Sakka*, Baharuddin (Program Studi Geofisika dan Puslitbang-LH Universitas
Kabupaten Jeneponto merupakan salah satu lokasi produksi garam nasional dan terbesar di Sulawesi Selatan. Salah satunya terletak di Kecamatan Arungkeke dengan luas lahan sebesar 328,61 ha (21,62%), akan tetapi kegiatan tambak garam di wilayah ini masih dilakukan secara tradisional, sehingga tidak semua lokasi dapat berproduksi dan sebagian lagi berproduksi kurang dari 71 ton/ha dengan kadar NaCl <90% dan belum memenuhi standar garam industri (NaCl >97%). Penelitian ini dilakukan untuk menganalisis kawasan tambak garam berdasarkan klaster atas kesamaan yang dimiliki dalam mengelola tambak garam. Hasil penelitian menunjukkan dari luas lahan yang terpetakan sebesar 243,9 ha dapat dibagi menjadi 14 klaster/kelompok dengan kisaran luas 10 – 30 ha/klaster. Setiap klaster terbagi atas kolam bozem, pemenihan dan meja garam dengan perbandingan 5:3:2. Sistem jaringan saluran yang akan dikembangkan dibagi atas dua saluran primer yaitu SPPA1, dan SPPA2 serta dua buah saluran sekunder suplai yaitu SSPA1.1 dan SSPA1.2. Pengisian air ke dalam tambak setiap klaster hanya dapat dilakukan dengan menggunakan pompa dengan kebutuhan debit air berkisar 0,116 – 0,347
m 3 /s. Untuk mencapai kualitas garam yang baik, peningkatan nilai kepekatan dilakukan secara bertahap yaitu di kolam bozem 4 – 11 o Be, di kolam pemenihan 11 – 22 o Be dan di meja garam 22 – 30 o Be.
KLR 005
Meningkatkan Kapasitas Kelompok Siaga Bencana dalam Pengelolaan Lingkungan
dan Ancaman Bencana. Nasfryzal Carlo*, Yusrita Yanti, Edi Septe, Eva Rita (Universitas Bung Hatta, Kampus Proklamator 1 Jl. Sumatera Ulakkarang, Padang
Kelompok Siaga Bencana (KSB) merupakan suatu kelompok komunitas yang terbentuk di daerah rawan bencana. Pembentukan KSB ini diawali dengan pembekalan pengetahuan tentang ancaman dan resiko bencana yang mungkin terjadi di sekitar lingkungan mereka. Dengan pengetahuan tersebut KSB dan masyarakat melakukan identifikasi ancaman dan potensi bencana serta merencanakan kegiatan aksi yang sesuai untuk mengurangi dampak bencana yang akan terjadi. Setelah itu, kegiatan aksi dilakukan secara bersama berdasarkan skala prioritas. Semua kegiatan dilakukan di nagari Salayo, Kabupaten Solok, Sumatera Barat dengan menggunakan metoda Participatory Rural Appraisal (PRA). Hasilnya, kapasitas KSB meningkat dalam mengelola lingkungan dari ancaman bencana di Nagari Selayo.
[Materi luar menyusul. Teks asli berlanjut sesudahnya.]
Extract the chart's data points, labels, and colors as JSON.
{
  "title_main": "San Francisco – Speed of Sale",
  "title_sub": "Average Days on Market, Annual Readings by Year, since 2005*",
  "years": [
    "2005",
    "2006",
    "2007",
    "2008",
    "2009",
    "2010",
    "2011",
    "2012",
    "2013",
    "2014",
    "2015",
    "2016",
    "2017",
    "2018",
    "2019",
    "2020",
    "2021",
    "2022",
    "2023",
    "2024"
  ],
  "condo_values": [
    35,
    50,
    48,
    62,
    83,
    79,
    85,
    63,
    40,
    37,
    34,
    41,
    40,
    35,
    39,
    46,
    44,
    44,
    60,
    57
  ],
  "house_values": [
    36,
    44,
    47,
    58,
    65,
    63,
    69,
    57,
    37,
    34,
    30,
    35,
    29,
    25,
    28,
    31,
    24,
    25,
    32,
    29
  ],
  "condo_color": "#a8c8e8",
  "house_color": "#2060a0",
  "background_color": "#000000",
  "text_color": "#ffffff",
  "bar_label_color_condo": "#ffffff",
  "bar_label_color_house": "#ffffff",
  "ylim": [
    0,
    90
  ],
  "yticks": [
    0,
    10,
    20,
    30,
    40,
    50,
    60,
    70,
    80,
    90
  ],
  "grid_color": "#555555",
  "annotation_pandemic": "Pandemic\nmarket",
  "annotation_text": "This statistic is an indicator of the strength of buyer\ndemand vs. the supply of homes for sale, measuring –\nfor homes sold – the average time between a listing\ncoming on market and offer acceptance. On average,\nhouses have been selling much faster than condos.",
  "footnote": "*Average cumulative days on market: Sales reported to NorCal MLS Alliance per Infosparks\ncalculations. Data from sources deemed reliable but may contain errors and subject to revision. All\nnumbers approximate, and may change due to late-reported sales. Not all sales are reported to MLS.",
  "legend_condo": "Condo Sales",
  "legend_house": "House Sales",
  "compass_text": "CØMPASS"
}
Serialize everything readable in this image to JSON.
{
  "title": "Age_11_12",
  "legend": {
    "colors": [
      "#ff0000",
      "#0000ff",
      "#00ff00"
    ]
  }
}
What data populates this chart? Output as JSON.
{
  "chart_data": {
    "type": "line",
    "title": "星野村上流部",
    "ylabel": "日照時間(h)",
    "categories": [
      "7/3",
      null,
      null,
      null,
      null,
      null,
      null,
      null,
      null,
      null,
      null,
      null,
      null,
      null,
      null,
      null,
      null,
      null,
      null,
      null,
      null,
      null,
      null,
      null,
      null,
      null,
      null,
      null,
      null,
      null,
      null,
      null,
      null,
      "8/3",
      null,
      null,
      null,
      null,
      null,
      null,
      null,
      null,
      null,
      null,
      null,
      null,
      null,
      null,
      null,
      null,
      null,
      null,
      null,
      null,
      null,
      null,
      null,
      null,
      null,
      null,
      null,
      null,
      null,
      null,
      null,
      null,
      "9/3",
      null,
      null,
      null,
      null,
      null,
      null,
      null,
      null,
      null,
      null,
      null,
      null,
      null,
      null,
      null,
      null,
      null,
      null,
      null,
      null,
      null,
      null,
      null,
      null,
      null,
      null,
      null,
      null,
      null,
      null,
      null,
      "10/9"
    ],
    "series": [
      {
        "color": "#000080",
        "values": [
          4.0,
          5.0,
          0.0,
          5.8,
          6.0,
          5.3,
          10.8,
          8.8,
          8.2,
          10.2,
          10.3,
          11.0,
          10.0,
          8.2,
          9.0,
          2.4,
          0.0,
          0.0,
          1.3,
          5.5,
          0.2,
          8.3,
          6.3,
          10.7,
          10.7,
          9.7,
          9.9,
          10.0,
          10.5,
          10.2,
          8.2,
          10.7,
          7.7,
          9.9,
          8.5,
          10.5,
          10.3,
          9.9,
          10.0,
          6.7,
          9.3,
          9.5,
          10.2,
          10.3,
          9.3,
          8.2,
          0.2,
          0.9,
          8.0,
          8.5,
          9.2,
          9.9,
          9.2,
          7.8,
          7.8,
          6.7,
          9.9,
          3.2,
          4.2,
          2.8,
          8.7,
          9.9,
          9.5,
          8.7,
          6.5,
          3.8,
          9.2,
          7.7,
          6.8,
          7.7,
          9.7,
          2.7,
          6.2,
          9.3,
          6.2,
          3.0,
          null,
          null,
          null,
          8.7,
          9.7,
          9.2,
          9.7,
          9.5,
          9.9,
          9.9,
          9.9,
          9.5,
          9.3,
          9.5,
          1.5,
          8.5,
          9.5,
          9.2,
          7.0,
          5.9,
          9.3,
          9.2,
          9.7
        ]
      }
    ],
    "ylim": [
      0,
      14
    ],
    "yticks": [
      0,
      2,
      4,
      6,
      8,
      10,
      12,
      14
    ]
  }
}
Kemudian, hasil diskusi warga yang tergabung dalam KSB telah menghasilkan alternatif rencana aksi untuk mengurangi risiko bencana. Aksi komunitas tersebut berupa penanaman pohon, memasang rambu evakuasi pada jalur evakuasi, memperbaiki saluran irigasi dan drainase, dan memberi pembekalan tentang Bank Sampah kepada KSB.
KLR 006
Keindahan Pola-pola yang Menghubungkan Akal-budi dengan Alam Lingkungan.
Dadang Ahmad Suriamihardja (Puslitbang LH, LP2M, Universitas Hasanuddin; dahmaduh@gmail.com)
Dalam persepsi Nishida menurut penjelasan Odin (1987) bahwa kemampuan untuk memberikan nilai kepada alam merupakan buah akal-budi mendasar dalam membidani estetika ekologis yang memadukan nilai-nilai estetika dengan nilai-nilai moral, sehingga kebenaran, kebaikan, dan keindahan mengerucut ke dalam satu titik paduan. Realisasi paduan nilai-nilai estetika dengan nilai-nilai moral menguatkan nasehat Yamauchi (2011) bahwa untuk menguatkan akal-budi dan kemampuan untuk menopang dinamika alam dan akal budi: kita harus memelihara kecintaan kepada alam (afeksi bagi keindahan) dengan keinginan yang kuat untuk bertahan (konatif bagi kebaikan), di bawah kekangan rasional tentang perolehan yang berlebih (kognitif bagi kebenaran). Dalam hubungan seperti itu, tulisan ini akan mendiskusikan pola-pola yang menghubungkan akal-budi dengan alam yang dapat memperkaya pemahaman terma tentang keberlanjutan.